La explosión rompió las lunas en mil pedazos. El microbús se tambaleó como un animal herido y se apagó por completo. Al pitido que zumbaba en mis oídos se sumaron los gritos de la gente. Algunos lloraban. Otros se habían tirado al piso del bus. Quedé tan aturdido que cuando traté de encontrar lugar allí abajo, todo estaba lleno. Instintivamente me llevé la mano a la nariz. Sangre. Entonces miré mi mano. Y luego la otra. Y mis piernas. Todo seguía en su sitio, felizmente. Había escuchado que cuando una explosión te arranca una extremidad, no sientes nada.
En eso, disparos, decenas, cientos. Ráfagas. Ahorita disparan hacia acá, pensé, ya me jodí, tomé el micro de la muerte, ¡carajo! Y mientras intentaba agacharme como podía, la gorda, que estaba tirada en el piso, me hizo señas para que me acurrucara a su lado. Allá fui y quedé clavado entre ella y un tipo con pinta de peluquero. ¡Arranca chofer! gritaba la gente. Pero el chofer estaba en shock. De repente, todo se calmó. No más disparos. Silencio total. La calle desierta. Los pajaritos cantaban. En medio de esta quietud, un microbús pasó a toda velocidad por nuestro costado. Esto bastó para despertar al chofer quien inmediatamente arrancó. “Gracias San Expedito” suspiró el peluquero a mi lado.

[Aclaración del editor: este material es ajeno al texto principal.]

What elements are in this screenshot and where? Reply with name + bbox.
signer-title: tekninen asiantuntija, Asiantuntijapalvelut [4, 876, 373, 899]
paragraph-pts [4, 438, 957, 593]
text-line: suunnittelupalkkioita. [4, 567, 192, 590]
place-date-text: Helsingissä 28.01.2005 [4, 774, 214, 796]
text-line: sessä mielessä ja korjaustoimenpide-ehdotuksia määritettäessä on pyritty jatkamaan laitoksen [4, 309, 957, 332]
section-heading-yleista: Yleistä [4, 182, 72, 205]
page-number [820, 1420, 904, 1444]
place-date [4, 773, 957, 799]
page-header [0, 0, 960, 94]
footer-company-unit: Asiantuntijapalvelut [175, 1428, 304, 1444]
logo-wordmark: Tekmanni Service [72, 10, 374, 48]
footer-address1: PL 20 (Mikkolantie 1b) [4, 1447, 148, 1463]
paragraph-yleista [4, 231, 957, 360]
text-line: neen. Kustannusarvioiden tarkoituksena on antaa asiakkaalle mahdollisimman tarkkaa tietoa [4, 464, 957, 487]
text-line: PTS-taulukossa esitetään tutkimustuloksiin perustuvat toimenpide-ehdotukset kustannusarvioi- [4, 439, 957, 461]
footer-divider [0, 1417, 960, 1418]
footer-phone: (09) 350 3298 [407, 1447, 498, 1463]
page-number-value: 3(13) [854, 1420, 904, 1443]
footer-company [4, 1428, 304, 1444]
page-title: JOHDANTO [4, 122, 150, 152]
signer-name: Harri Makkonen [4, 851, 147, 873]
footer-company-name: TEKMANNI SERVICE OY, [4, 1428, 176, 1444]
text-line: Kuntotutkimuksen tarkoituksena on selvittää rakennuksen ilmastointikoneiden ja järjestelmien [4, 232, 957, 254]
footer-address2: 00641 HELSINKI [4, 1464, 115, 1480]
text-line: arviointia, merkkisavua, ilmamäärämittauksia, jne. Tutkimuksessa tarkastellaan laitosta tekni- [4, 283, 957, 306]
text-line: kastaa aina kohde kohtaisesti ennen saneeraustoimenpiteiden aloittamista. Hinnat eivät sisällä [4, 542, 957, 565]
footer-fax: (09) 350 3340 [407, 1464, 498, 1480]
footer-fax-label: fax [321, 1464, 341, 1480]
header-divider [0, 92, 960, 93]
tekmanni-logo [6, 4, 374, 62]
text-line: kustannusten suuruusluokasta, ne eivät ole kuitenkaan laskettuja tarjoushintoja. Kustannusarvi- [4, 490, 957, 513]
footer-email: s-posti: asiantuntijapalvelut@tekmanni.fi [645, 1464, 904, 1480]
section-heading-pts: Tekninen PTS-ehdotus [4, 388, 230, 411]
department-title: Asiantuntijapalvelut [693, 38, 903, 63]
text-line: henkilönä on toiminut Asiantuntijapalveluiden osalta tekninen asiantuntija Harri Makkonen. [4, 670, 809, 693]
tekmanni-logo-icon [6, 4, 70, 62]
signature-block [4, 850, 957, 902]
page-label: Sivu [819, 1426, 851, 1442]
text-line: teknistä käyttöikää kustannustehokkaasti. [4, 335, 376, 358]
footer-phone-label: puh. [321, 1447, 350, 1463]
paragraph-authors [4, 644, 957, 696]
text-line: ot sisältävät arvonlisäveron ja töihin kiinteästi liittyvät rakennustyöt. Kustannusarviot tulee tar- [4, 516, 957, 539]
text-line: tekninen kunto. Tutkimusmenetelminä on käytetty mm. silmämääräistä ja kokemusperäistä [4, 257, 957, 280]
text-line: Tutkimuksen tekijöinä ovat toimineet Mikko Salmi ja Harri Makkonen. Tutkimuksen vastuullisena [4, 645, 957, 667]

Diez cuadras más allá, nos paró un carro de la policía. Los pasajeros bajaban de uno en uno mostrando documentos. Mientras esperábamos nuestro turno, la gorda me metió letra: tu cara me es conocida. Pues no sé, le dije, soy periodista. Ah, quizás te haya visto en algún periódico, me han entrevistado algunas veces porque veo el futuro. Ya, le respondí y por qué te subiste a este micro entonces. ¡Jajaja, qué mosca!, si quieres comprobarlo, visítame dijo y me dio su tarjeta. Y antes de bajarse, agregó misteriosamente: todo tiene un sentido, hoy los laureles son el símbolo de la victoria y mañana, los sauces del renacimiento. No entendí nada, pero me guardé su tarjeta.
Al día siguiente me enteré que lo que explotó fue un coche bomba con 200 kilos de anfo frente a la embajada de Bolivia, en Los Laureles, tres heridos, de milagro ningún muerto. Hacía una semana, Sendero Luminoso había volado el edificio de Tarata. Todos los días habían atentados y muertos. Se decía que Lima estaba rodeada, que caería en cualquier momento. Así que pensé: es hora de partir.
Mientras analizaba varias posibilidades, el 12 de setiembre de 1992 un grupo de amigos nos apiñábamos frente a la televisión, primero incrédulos y luego eufóricos, viendo cómo anunciaban la captura de Abimael Guzmán. Saltamos, nos abrazamos, gritamos. Y de repente, en medio de la algarabía escuché “fue en una vivienda de la calle 1 en la urbanización Los Sauces…”. Me quedé inmóvil en medio de la gritería. “Los laureles de la victoria y los sauces, del renacimiento”. ¿Eso fue lo que escuché? Apenas regresé a mi casa busqué la tarjeta por todos lados. Pero nunca la encontré. Y desde entonces, en estas fechas, no olvido el coche bomba, el micro y la captura. Pero sobre todo, a la gorda. Por cierto, si estás leyendo esto, contáctame.